A swath of EU nations began vaccinating their most vulnerable groups on December 27 as a reputedly more contagious coronavirus variant spread internationally and the WHO warned that the current pandemic would not be the last.
First doses of the Pfizer-BioNTech vaccine arrived in EU countries including hard-hit Italy, Spain and France on December 26, ready for distribution to retirement homes and care staff.
The approval and roll-out of vaccines has boosted hopes that next year could bring a respite from the pandemic, which has killed more than 1.7 million people since emerging in China late last year.
However, in a video message ahead of the first International Day of Epidemic Preparedness on December 27, World Health Organisation (WHO) chief Tedros Adhanom Ghebreyesus said it was time to learn the lessons from the Covid-19 pandemic.
Tedros said: “History tells us that this will not be the last pandemic, and epidemics are a fact of life.
“Any efforts to improve human health are doomed unless they address the critical interface between humans and animals, and the existential threat of climate change that’s making our earth less habitable,” he said.
Vaccinations in all 27 EU countries had been set to begin from December 27, after regulators approved the Pfizer-BioNTech vaccine on December 21.
But some countries began on December 26 – a 101-year-old woman in a care home became the first person in Germany to be inoculated, and the first jabs were also handed out in Hungary and Slovakia.
The three EU countries joined China, Russia and Britain, Canada, the US, Switzerland, Serbia, Singapore and Saudi Arabia, which have also begun their vaccination campaigns.
“We’ll get our freedom back, we’ll be able to embrace again,” Italian foreign minister Luigi Di Maio said as he urged his countrymen to get the shot.
But polls show only 57 per cent of Italians intend to get the jab, whereas scientists estimate herd immunity can only be reached if 75 to 80 per cent have it.
Flare-ups of the virus continue to force nations to toughen restrictions, with Austria beginning a third national lockdown on December 26 and millions waking to tougher restrictions in Britain.
France’s health minister Olivier Veran would not rule out a third lockdown if authorities decide it’s necessary to tamp down infections.
Jitters also remained over a new strain that has emerged in Britain and reached several other European countries such as France and Sweden, as well as Japan.
Four cases were confirmed in Madrid on December 26, though the patients were not seriously ill, according to the Madrid regional government’s deputy health chief Antonio Zapatero, who said “there is no need for alarm”.

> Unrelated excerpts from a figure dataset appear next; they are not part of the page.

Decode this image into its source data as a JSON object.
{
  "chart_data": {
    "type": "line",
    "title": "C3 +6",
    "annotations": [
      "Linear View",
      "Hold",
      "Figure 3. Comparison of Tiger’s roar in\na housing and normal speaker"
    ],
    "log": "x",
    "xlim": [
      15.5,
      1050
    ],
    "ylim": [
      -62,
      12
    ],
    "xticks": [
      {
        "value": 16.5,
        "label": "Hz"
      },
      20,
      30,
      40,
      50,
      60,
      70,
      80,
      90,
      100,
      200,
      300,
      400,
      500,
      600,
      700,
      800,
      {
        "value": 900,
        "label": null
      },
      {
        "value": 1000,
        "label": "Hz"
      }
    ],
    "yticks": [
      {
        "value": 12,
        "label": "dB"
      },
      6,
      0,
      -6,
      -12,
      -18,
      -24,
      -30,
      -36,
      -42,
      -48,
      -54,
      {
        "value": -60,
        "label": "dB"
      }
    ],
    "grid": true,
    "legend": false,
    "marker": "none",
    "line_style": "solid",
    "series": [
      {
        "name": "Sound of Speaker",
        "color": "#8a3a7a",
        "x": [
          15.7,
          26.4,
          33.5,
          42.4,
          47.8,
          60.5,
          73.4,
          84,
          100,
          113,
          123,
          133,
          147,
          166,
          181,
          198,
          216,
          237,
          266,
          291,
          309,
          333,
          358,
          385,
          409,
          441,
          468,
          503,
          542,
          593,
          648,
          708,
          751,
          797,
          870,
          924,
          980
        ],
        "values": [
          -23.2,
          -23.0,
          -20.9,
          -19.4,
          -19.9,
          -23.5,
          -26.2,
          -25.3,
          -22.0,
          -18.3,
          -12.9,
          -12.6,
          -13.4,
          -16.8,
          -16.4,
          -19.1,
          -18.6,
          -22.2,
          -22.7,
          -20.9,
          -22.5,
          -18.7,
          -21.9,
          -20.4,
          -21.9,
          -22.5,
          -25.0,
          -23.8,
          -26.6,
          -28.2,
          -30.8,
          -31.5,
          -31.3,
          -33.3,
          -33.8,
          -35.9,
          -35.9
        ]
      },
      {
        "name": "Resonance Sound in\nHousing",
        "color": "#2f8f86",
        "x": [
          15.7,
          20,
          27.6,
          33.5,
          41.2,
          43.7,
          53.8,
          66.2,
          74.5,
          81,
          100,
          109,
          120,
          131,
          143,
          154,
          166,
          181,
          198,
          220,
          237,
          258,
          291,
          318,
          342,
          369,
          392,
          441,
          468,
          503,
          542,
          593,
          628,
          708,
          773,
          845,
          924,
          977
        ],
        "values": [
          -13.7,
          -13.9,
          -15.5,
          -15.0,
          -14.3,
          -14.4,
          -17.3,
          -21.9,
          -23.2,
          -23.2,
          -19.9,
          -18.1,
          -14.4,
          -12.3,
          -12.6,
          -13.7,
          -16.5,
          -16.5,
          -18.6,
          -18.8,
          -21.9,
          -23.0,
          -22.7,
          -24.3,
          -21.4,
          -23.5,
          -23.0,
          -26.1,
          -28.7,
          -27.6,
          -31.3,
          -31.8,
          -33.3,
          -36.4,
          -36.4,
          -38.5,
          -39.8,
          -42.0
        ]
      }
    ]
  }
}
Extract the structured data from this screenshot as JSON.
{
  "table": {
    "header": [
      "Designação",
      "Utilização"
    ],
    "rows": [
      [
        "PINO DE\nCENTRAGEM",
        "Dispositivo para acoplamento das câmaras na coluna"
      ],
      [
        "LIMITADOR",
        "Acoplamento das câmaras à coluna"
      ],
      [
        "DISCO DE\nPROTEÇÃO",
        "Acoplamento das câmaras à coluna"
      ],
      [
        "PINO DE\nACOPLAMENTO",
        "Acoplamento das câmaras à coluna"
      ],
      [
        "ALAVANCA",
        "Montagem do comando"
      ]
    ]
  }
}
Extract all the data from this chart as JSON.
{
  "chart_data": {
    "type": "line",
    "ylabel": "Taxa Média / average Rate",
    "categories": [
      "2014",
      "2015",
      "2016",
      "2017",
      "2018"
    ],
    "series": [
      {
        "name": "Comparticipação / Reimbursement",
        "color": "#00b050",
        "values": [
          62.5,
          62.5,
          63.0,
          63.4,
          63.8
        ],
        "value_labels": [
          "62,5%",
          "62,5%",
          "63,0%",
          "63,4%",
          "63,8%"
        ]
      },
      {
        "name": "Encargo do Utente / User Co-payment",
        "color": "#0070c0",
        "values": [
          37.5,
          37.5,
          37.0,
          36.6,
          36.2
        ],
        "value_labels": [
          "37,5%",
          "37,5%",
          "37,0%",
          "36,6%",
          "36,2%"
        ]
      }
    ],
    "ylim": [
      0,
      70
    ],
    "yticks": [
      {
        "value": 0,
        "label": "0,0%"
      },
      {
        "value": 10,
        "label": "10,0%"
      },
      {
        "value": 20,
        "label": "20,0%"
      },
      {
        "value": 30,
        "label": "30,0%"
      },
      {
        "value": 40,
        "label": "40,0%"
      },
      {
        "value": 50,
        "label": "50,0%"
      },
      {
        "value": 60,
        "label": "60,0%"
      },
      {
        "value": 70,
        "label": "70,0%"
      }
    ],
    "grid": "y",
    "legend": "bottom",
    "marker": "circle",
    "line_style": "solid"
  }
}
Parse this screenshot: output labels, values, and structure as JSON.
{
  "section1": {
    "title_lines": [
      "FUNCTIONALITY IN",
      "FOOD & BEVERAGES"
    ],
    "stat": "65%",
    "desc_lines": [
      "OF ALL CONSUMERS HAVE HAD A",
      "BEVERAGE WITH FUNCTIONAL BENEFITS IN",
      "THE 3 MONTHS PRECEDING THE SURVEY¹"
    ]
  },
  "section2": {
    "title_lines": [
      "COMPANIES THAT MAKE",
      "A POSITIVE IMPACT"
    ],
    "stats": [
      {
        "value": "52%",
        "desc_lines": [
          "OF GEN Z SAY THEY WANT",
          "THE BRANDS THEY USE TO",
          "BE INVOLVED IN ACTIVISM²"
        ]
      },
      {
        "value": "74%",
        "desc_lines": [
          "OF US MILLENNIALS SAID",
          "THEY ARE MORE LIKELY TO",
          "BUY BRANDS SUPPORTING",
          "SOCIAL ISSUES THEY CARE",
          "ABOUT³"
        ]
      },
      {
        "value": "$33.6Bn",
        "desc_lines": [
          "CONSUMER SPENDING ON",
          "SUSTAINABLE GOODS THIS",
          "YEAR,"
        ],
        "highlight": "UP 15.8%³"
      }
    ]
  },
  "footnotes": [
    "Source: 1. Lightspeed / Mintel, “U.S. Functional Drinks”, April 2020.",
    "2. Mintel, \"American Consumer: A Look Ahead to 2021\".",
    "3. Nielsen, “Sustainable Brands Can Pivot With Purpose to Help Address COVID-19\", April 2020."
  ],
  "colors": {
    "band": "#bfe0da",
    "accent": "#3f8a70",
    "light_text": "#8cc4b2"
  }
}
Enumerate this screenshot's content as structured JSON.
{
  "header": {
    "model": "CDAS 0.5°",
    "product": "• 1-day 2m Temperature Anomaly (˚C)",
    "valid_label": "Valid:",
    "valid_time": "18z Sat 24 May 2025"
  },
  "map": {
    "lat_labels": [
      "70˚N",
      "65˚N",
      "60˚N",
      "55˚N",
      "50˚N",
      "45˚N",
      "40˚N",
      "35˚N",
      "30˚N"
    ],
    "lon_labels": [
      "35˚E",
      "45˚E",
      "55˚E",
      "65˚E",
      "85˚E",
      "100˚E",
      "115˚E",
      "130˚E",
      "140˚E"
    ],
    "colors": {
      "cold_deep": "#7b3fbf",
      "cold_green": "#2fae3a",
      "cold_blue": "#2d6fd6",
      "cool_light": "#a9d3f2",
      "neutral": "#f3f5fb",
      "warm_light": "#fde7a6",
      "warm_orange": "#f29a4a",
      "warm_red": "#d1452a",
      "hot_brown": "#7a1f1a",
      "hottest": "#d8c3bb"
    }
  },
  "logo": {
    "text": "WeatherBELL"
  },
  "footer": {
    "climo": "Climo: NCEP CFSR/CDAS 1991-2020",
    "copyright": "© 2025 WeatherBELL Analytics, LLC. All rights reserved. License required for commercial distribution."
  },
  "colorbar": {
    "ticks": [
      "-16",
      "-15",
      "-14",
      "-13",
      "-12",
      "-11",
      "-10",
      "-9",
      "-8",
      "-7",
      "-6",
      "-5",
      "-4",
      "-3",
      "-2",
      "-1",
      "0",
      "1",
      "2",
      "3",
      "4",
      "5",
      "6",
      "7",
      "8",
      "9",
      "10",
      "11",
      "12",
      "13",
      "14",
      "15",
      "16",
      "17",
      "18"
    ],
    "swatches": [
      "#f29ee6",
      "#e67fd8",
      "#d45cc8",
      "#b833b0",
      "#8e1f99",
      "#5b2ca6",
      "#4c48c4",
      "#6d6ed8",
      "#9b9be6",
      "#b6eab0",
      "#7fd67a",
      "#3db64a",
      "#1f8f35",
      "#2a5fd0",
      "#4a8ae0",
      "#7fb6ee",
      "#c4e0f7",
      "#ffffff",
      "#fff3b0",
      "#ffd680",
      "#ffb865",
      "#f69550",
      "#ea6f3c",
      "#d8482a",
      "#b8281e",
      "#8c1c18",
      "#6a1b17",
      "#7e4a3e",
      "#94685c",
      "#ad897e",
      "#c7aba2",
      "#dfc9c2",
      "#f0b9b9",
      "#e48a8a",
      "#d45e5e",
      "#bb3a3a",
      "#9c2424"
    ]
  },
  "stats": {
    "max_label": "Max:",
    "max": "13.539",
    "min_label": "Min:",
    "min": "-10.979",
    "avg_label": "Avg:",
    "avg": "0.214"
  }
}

Canada reported on December 26 that it had detected two variant cases in the province of Ontario – a couple who had not travelled recently nor had high risk contacts with other people.
The new strain, which experts fear is more contagious, prompted more than 50 countries to impose travel restrictions on the UK.
In Asia, Communist Party of China leadership issued a statement hailing the “extremely extraordinary glory” of its handling of the virus, reported the official Xinhua News Agency.
Japanese capital Tokyo reported a record 949 new daily cases, while Thailand has seen a new outbreak linked to a seafood market near Bangkok infect almost 1,500 people.